Just as interesting, the Senators argue the Pen Register Authority — not Section 215 — could serve to carry out the prospective collection the bill claims to want to do.
FISC would likely approve the defined and limited prospective searches for records envisioned under your proposal pursuant to current USA PATRIOT Act Section 214 pen register authorities, given how broadly it has previous interpreted these authorities.
Finally, although we have seen no evidence that the government has needed the bulk phone records collection program to attain any time-sensitive objectives, we agree that new legislation should provide clear emergency authorities to allow the government to obtain court approval of individual queries after the fact under specific circumstances. The law currently allows prospective emergency acquisitions of call records under Section 403 of the Foreign Intelligence Surveillance Act (FISA), and the acquisition of past records without judicial review under national security letter authorities.
Of course, the PRTT authority (cited twice here) should always have been the appropriate authority for this collection; we’ve just never learned why the government didn’t use that.
Basically, the Senators are laying out how the Executive could do precisely what it says it wants to do with existing authorities (indeed, with the PRTT authority that are actually targeted to the kind of record in question).
The Executive has all the authorities it needs, the Senators lay out, so why doesn’t it end the dragnet — achieve the reform it claims it wants — immediately?
We believe the way to restore Americans’ constitutional rights and their trust in our intelligence community is to immediately end the practice of vacuuming up the phone records of huge numbers of innocent Americans every day and permit the government to obtain only the phone records of people actually connected to terrorism or other nefarious activity. We support your March 27, 2014, proposal to achieve these goals, but we also view ending bulk collection as an imperative that cannot wait.
Damn! That’s a very good question! Obama moved immediately to implement his first reform proposal — advance FISC approval and limits to two hops — back in February. So why isn’t he moving immediately to implement the plan he says he wants now, as the Senators lay out he could well do under existing authorities?
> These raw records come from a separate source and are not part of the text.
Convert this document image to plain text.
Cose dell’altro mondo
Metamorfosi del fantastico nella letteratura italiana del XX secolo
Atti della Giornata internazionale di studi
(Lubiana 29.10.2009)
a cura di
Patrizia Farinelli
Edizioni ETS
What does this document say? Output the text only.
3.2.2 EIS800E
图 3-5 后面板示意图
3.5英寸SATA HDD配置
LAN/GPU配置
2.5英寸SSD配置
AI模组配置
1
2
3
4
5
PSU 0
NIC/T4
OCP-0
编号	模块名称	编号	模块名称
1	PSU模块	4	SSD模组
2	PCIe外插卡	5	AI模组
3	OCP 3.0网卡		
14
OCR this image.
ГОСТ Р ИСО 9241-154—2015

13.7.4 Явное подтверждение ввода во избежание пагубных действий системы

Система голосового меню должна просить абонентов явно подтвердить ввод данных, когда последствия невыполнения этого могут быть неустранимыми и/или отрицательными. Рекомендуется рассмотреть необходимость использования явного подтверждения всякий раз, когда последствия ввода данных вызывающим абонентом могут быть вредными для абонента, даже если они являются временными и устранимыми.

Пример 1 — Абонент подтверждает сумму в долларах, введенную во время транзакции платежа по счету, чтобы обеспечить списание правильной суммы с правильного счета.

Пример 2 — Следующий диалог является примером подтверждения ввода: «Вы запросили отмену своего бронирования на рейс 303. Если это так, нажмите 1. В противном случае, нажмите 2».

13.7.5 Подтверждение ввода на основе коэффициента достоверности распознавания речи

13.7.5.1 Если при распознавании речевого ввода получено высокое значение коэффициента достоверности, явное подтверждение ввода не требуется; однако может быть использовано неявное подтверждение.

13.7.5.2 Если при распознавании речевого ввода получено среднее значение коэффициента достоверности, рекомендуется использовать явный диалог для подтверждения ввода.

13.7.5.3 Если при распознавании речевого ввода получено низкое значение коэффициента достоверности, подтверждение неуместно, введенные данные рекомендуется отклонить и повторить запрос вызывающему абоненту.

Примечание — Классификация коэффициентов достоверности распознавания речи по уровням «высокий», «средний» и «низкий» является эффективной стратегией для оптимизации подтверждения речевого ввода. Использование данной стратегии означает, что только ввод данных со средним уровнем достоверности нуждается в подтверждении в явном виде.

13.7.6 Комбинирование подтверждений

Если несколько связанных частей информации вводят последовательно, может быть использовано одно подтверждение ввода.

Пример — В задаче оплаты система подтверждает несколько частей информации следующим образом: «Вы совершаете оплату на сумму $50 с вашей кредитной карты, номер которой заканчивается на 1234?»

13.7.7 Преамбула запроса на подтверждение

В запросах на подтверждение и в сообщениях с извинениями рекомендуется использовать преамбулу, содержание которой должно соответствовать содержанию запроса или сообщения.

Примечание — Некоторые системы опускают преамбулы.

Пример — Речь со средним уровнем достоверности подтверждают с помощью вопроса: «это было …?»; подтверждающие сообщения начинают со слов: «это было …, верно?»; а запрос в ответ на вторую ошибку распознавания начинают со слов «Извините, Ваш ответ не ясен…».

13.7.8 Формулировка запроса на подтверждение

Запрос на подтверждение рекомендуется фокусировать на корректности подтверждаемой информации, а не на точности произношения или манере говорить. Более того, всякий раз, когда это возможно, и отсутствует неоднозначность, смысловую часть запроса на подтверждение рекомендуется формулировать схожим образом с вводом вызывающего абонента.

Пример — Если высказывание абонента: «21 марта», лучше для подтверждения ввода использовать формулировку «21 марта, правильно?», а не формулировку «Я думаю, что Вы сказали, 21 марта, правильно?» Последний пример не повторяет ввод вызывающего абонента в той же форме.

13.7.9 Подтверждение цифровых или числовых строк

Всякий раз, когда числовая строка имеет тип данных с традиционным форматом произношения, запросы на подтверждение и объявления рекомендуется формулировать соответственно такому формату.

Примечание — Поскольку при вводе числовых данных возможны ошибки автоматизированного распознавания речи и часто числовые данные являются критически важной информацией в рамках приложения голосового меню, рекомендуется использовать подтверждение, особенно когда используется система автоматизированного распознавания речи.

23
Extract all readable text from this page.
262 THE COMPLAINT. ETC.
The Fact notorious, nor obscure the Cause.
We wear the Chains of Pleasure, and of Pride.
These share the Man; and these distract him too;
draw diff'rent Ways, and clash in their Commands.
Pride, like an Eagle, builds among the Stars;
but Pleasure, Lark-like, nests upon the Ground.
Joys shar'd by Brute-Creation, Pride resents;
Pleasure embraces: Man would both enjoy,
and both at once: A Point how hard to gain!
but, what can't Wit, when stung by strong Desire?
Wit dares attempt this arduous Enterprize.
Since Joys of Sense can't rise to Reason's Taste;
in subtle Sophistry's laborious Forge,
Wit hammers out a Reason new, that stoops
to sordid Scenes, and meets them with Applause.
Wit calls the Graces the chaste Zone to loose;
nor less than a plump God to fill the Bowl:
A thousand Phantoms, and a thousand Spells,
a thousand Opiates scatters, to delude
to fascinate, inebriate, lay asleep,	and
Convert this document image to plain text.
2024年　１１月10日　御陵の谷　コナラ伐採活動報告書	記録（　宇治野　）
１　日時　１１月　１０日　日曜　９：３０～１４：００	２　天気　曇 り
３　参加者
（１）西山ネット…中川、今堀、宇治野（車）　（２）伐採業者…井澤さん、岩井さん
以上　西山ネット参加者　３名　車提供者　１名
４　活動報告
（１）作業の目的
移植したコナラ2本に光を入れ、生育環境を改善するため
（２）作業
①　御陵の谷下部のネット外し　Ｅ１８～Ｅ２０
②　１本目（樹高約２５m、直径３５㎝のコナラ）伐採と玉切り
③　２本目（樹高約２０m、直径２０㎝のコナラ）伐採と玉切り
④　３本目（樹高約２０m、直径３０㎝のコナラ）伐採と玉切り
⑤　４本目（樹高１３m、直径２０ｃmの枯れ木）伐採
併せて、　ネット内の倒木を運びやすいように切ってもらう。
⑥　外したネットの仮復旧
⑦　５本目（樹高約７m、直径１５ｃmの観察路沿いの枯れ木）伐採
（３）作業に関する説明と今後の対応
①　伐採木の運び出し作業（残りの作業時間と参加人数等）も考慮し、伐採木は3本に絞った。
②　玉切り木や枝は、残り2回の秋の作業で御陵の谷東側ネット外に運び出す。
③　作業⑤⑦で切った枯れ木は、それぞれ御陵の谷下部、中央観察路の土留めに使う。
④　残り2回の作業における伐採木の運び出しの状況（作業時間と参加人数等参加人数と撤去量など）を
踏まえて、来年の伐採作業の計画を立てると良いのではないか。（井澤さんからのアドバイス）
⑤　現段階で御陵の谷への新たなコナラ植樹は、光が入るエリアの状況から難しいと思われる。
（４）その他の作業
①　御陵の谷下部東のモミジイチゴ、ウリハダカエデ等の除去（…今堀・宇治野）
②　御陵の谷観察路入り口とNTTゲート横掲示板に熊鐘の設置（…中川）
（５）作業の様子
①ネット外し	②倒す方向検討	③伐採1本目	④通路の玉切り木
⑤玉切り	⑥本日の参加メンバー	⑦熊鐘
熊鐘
It may be the Senators are just pressuring Obama to implement changes now, and nothing here is meant to point to some underlying issue.
But I wildarseguess that they’re trying to point out the differences between what they could do — under the PRTT orders they should have been using from the start — and what they want to do.
There’s one difference we can point to right away, after all: immunity. If all the government wanted to do was to obtain call detail records, then they wouldn’t need to give the telecoms immunity. That’s something they do every day. But there’s something they will do that has led the telecoms to demand immunity. That’s the stuff that goes beyond traditional PRTT activity.
Then there’s the stuff we don’t know about: the “connections” based chaining. As I’ve said, I don’t know what that entails. But it is an obvious explanation for why the telecoms need immunity — and for why a simple PRTT order won’t suffice.
One way or another, the Senators are calling Obama’s bluff. Obama says he wants nothing more than to obtain specific phone records going forward. If that’s true, he could make the change today. Yet the Executive is clear they can’t do that.
Update: One more detail. As Wyden’s release on this makes clear, today’s the day the March 28, 2014 phone dragnet order expires, so presumably the government got another one today. We’ve never seen that March 28 order, by the way.